There was great excitement in Selmeston in 1940, when a Messerschmitt BF 109E-1, having been badly damaged in combat with the RAF, crashed into a field of corn stacks on Mays Farm. The full story of this incident from the Battle of Britain can be found here.
During the war, six bombs were dropped by the Luftwaffe within the vicinity of the village with no visible damage to any of the housing. A rail-mounted gun train with a 12-inch bore gun was kept camouflaged in the goods yard at Glynde Station. When sited at Ripe or Selmeston, the recoil of the gun could take it back along the rails, two or three miles towards Glynde.
Little Bells housed Canadian troops, who took part in various exercises at Firle and on the South Downs just prior to D-Day in June 1944.
John Charles Wilmott (1893-1964) became 1st Baron Wilmot of Selmeston in January 1950 on his retirement as a Labour Party MP. He served under Clement Atlee as Minister of Aircraft Production (1945-46) and as Minister of Supply (1945-47). On his death the title expired.
During the late 1950s residents were still using water pumped up from the wells in their gardens, and in 1963 main drainage was installed.
In June 1954, Mays Farm was again the centre of attention when another aircraft (this time a jet Meteor) crashed in one of the fields. The full story of this crash can be read here.
In 1997 the population of the parish was 180.
Just after 2000 this village, along with others in the area, was alarmed to find that plans were afoot to have a ‘land raise’ site located nearby. Fortunately, Wealden District Council listened to objections and the plan was shelved. Since the late 1980’s various plans have been submitted to the Highways Agency (now Highways England) to improve the flow of traffic and safety along the A27 Lewes to Polegate trunk road, and this is still being debated in 2015. Many vehicles passing along The Street still ignore the 30mph speed limit, with East Sussex Highways refusing to reduce this to 20mph, or to install other traffic calming methods. This increases problems of safety to both residents, cyclists and ramblers.
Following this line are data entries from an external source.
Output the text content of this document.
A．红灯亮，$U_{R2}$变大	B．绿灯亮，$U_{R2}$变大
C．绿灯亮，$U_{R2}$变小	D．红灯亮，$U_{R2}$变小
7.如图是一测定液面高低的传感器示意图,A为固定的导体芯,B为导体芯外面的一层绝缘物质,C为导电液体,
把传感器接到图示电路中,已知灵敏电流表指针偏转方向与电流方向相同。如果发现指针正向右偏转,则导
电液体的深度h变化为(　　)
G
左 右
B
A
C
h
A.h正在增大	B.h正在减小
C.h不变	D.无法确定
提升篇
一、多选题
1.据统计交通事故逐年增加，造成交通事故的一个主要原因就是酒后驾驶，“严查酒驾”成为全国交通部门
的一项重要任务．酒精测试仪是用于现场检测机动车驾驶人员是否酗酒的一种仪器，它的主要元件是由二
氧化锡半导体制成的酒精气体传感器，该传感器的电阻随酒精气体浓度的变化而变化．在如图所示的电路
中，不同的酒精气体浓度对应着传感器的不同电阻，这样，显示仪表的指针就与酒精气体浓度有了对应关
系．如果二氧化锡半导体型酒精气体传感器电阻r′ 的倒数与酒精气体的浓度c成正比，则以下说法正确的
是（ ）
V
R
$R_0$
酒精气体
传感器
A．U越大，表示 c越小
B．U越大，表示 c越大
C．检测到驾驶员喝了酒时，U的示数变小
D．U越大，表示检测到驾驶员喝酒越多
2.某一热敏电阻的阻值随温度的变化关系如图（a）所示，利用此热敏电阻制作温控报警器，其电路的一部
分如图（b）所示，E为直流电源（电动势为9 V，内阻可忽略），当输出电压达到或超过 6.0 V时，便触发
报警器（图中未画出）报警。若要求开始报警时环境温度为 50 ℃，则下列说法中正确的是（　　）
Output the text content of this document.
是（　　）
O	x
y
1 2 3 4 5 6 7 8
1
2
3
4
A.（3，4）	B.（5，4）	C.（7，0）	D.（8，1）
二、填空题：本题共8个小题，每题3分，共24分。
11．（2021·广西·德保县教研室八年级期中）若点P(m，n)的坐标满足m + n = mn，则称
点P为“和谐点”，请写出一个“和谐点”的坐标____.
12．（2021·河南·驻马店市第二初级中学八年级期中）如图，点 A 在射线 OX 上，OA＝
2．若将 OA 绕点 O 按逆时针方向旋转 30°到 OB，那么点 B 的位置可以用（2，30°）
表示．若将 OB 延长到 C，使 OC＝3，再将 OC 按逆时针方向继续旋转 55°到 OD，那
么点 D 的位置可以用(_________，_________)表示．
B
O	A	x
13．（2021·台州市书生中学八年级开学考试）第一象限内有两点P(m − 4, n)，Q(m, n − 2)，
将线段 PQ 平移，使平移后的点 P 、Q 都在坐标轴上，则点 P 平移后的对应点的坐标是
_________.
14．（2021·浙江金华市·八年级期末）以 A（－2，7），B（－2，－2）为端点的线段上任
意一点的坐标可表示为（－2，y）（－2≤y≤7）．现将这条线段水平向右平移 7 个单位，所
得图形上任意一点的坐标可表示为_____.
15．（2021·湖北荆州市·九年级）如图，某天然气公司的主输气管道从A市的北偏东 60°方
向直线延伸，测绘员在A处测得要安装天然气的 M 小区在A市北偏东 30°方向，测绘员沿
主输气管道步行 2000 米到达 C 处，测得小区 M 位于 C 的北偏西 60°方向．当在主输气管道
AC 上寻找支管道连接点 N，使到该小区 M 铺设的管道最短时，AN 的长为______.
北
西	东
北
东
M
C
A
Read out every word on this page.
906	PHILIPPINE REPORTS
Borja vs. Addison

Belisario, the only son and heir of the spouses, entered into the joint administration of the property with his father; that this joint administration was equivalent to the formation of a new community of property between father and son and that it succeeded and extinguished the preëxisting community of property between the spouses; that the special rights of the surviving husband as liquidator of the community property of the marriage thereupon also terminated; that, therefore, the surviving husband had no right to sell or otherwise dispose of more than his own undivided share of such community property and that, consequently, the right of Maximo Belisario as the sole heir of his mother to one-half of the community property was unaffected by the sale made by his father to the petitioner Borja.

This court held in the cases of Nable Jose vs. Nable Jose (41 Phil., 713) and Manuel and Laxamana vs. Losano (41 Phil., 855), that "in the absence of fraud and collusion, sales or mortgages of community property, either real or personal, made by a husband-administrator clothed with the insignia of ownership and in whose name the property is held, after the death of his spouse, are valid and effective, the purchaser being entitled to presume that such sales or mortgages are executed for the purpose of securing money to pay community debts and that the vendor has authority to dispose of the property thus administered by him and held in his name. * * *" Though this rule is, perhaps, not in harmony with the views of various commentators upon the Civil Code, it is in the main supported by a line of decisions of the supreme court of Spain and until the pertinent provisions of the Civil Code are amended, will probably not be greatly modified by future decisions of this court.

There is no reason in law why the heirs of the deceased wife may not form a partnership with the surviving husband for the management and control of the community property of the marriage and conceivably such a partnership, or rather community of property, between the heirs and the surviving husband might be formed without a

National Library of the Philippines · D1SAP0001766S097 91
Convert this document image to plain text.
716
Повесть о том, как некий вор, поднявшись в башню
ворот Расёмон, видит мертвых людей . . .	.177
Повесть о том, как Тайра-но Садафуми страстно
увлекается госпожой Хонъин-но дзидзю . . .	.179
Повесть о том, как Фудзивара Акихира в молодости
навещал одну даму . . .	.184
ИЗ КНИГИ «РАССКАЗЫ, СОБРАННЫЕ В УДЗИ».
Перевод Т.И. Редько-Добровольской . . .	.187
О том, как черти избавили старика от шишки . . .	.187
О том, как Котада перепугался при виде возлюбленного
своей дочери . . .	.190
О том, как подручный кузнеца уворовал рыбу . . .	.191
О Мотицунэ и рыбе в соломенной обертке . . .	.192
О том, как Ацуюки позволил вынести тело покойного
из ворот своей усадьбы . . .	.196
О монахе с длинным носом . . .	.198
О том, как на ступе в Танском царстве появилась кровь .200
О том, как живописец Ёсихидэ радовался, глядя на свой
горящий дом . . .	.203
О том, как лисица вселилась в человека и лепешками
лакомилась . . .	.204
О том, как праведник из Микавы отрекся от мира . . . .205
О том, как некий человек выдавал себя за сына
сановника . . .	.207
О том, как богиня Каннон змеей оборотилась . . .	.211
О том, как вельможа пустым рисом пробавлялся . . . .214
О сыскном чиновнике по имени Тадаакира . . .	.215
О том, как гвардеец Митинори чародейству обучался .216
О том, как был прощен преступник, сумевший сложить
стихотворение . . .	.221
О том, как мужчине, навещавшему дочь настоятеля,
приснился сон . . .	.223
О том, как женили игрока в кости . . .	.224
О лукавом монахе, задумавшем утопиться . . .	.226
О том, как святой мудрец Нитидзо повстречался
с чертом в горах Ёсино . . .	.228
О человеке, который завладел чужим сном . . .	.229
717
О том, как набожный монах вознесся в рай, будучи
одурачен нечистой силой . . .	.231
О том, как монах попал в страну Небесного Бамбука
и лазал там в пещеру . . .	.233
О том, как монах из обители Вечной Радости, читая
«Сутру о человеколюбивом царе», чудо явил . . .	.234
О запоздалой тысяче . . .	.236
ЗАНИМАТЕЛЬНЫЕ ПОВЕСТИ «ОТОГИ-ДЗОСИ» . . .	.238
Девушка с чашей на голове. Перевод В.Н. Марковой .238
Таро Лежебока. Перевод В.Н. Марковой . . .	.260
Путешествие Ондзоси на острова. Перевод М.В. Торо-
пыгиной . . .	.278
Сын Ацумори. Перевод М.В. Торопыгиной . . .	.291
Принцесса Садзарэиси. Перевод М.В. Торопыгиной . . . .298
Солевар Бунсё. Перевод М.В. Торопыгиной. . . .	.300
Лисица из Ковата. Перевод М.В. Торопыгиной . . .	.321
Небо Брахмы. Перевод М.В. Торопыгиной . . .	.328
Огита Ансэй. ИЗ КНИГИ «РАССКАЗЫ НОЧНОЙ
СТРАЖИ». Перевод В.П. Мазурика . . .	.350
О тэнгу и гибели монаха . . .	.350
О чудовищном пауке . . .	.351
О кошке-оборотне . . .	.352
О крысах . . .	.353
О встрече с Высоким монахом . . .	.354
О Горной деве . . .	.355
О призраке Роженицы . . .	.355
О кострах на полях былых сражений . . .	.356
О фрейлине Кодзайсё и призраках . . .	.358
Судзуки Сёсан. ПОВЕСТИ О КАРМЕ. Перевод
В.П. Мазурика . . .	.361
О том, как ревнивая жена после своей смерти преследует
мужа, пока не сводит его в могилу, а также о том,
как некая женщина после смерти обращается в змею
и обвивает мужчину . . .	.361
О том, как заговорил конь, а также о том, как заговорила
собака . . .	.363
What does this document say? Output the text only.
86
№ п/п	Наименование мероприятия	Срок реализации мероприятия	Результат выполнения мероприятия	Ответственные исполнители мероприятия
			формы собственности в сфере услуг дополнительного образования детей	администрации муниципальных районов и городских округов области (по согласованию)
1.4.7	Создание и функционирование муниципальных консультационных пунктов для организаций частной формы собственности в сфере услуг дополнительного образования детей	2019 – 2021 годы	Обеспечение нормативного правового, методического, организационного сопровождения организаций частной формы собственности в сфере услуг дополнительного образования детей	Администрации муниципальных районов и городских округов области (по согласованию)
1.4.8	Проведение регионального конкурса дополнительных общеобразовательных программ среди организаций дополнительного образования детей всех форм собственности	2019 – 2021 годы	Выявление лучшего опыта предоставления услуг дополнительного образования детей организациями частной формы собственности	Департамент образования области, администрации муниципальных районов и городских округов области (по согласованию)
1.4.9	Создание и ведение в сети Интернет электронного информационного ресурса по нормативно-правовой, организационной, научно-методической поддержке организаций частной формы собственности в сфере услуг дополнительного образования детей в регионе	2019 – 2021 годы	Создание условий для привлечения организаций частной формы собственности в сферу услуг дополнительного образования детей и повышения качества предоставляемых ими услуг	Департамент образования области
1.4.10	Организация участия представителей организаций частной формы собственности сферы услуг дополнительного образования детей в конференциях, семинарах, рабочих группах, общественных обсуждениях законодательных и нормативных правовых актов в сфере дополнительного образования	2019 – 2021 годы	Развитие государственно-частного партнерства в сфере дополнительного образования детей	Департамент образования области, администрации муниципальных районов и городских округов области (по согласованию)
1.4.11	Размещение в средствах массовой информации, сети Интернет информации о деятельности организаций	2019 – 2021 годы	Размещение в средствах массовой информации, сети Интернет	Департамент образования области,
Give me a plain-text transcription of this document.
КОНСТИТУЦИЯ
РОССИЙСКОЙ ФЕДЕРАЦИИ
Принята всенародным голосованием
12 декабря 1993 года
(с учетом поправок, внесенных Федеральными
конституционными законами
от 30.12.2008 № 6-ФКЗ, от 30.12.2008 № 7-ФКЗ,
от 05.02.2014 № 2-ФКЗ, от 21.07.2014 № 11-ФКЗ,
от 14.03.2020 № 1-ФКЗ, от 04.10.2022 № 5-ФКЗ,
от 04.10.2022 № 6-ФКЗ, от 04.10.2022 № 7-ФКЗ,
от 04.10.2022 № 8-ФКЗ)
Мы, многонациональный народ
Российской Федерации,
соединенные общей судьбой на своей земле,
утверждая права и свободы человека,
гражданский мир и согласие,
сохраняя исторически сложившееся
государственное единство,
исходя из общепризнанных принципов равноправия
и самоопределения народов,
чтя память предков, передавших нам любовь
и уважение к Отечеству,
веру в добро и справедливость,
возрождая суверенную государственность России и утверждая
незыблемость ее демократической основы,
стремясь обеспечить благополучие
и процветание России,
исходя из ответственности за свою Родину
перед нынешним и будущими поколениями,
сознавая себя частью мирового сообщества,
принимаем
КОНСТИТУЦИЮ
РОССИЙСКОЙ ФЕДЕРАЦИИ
In the year 2000, celebrations took place in the village to mark the Millennium. As a lasting memorial of the event, the late Anne Cathcart (living in Fairland at the time) painted a map showing all the houses along The Street, including some of the history of the village, and images of the many local flowers and birds. A copy can be seen in the village hall as well as in many of the houses of present-day residents and images from the map can be seen in “A Walk Down The Street”.
Visitors to this site may want to compare this map with the two shown previously, and the map shown on the conservation area link.
In 2013 a planning application was made to Wealden District Council by Susenco for a new type of farm to be located between Wick Street and Berwick Village. This would be a Solar Farm of approximately 28Ha consisting of 45,000 solar panels in rows, which would eventually supply the electricity needs of 3,700 homes in the immediate area for the next 27 years. Planning was granted and the site eventually went ‘live’ in the spring of 2015. Further information can be obtained on the Susenco website.
As can be seen from this page, Selmeston has not undergone a great deal of change over the years. It has roughly the same number of residents it had 200 years ago, and it remains a delightful, community-led, small East Sussex village, with a history dating back to some 12,000 years ago.